Император в украшенной жемчугом короне, облаченный в отделанные драгоценными камнями пурпурные шелковые одежды, которые дозволялось носить лишь ему самому и его ближайшим родственникам, казался наместником Бога на земле, поставленным высшей волей надо всеми королями и правителями. Византийский придворный церемониал имел такое же ритуальное значение, как богослужение. Власть императора была абсолютной и в государстве, и в церкви: он издавал законы, вводил налоги, регулировал торговлю, назначал епископов и патриархов и даже трактовал вопросы вероучения. Тем не менее его власть не имела деспотического характера; римское право оставалось в силе, а христианская ортодоксия была необходимым условием императорской мощи.
Император появлялся перед народом лишь в сопровождении блестящей свиты и вооруженной внушительной охраны, следовавших в строго определенном порядке. Вдоль всего пути процессии стояли толпы согнанного простонародья. Иногда воздвигались и особые деревянные подмостки, на которые вместе с музыкантами и исполнителями гимнов имели право взойти видные горожане, иноземные послы, знатные путешественники. Во время коронации и важных приемов на василевса надевали столько одежд и украшений, что он с трудом выдерживал их тяжесть. Перед василевсом простирались ниц, во время тронной речи его закрывали особыми занавесями, сидеть в его присутствии получали право единицы. К его трапезе допускались лишь высшие чины империи (приглашение к царской трапезе считалось великой честью). Его одежды и предметы быта были определенного цвета, обычно — пурпурного. Единственный из мирян, василевс, имел право входить в алтарь. В его честь слагались торжественные гимны и славословия. В своих грамотах он говорил о себе чаще всего во множественном числе: «царственность наша». Он не уставал восхвалять собственные деяния: все его неусыпные заботы и тяжкие труды направлены лишь на благо народа, и народ, разумеется, «благоденствует» под его скипетром.

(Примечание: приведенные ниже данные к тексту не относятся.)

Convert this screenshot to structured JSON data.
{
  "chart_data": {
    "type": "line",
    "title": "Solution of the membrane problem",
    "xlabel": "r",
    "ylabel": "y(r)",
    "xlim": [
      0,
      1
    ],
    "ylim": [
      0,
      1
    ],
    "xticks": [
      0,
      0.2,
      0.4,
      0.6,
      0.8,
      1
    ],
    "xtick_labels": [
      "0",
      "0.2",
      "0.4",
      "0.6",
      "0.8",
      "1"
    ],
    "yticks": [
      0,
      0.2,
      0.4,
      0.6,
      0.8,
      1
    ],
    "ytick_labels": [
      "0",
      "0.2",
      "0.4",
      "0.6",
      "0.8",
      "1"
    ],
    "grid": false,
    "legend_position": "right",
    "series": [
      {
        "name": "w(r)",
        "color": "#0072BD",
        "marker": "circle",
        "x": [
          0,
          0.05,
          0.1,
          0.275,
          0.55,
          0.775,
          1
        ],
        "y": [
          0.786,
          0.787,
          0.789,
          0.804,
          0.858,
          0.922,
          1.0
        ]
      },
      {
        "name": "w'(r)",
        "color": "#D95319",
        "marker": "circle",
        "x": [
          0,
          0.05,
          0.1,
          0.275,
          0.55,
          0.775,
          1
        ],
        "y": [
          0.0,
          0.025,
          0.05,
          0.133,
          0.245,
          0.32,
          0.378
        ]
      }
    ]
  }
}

Особенно помпезно обставлялся прием иноземных послов, которых византийцы старались потрясти величием власти василевса. До середины Х в. при византийском дворе считалось унизительным дать согласие на брак близких родственниц императора с государями иных стран. Впервые порфирородная принцесса, дочь Романа II Анна, была выдана замуж за «варвара» — русского князя Владимира — в 989 г. Еще дольше соблюдался обычай не предоставлять иноземным государям каких-либо регалий императорской власти. Константин VII рекомендовал при домогательствах подобного рода ссылаться на волю божью и заветы Константина Великого.
Последовательно и неуклонно отстаиваемая византийцами концепция исключительности власти василевса, торжественность придворного ритуала, величие дворцов, блеск и слава культуры древней империи действовали порой даже на повелителей крупных и могущественных держав средневековья. Быть как-то связанным с престолом на Босфоре (через родство или через получение почетного титула) значило в какой-то степени возвыситься среди прочих государей, не удостоенных этой чести.

Среди этого изящного общества, при этом дворе, с его церемониями и строгим чинопочитанием, западные крестоносцы производили впечатление людей неотесанных, довольно плохо воспитанных, неприятных, стеснительных, непрошеных гостей. Вместе с тем, полные глубокого презрения к этим грекам-схизматикам, неспособные в своем грубом самодовольстве понять хоть что-нибудь во всей этой утонченности, во всех этих оттенках учтивости, чувствуя себя уязвленными в своем самолюбии, как бы от недостатка внимания, наконец, и главным образом, возбужденные необычайным выставлением напоказ стольких богатств, латиняне не сделали ничего, чтобы смягчить свою резкость, и стали вести себя, по словам одного из своих вождей, самого Петра Пустынника, «как воры и разбойники». Надо читать писателей того времени, чтобы видеть, какое впечатление тревоги и недоумения произвело на греков неожиданное появление этих вооруженных полчищ, внезапно нахлынувших на византийскую территорию. «Появление франков, — пишет один свидетель-очевидец, — поразило нас до такой степени, что мы не могли в себя прийти». И перед лицом этих полчищ, «более многочисленных, — говорит Анна Комнина, — чем звезды на небе и песок на дне морском», перед лицом этих честолюбивых властителей, «грезивших Византийской империей», становится понятным, что дочь Алексея Комнина изображает перед нами императора, своего отца, «погруженным в море забот».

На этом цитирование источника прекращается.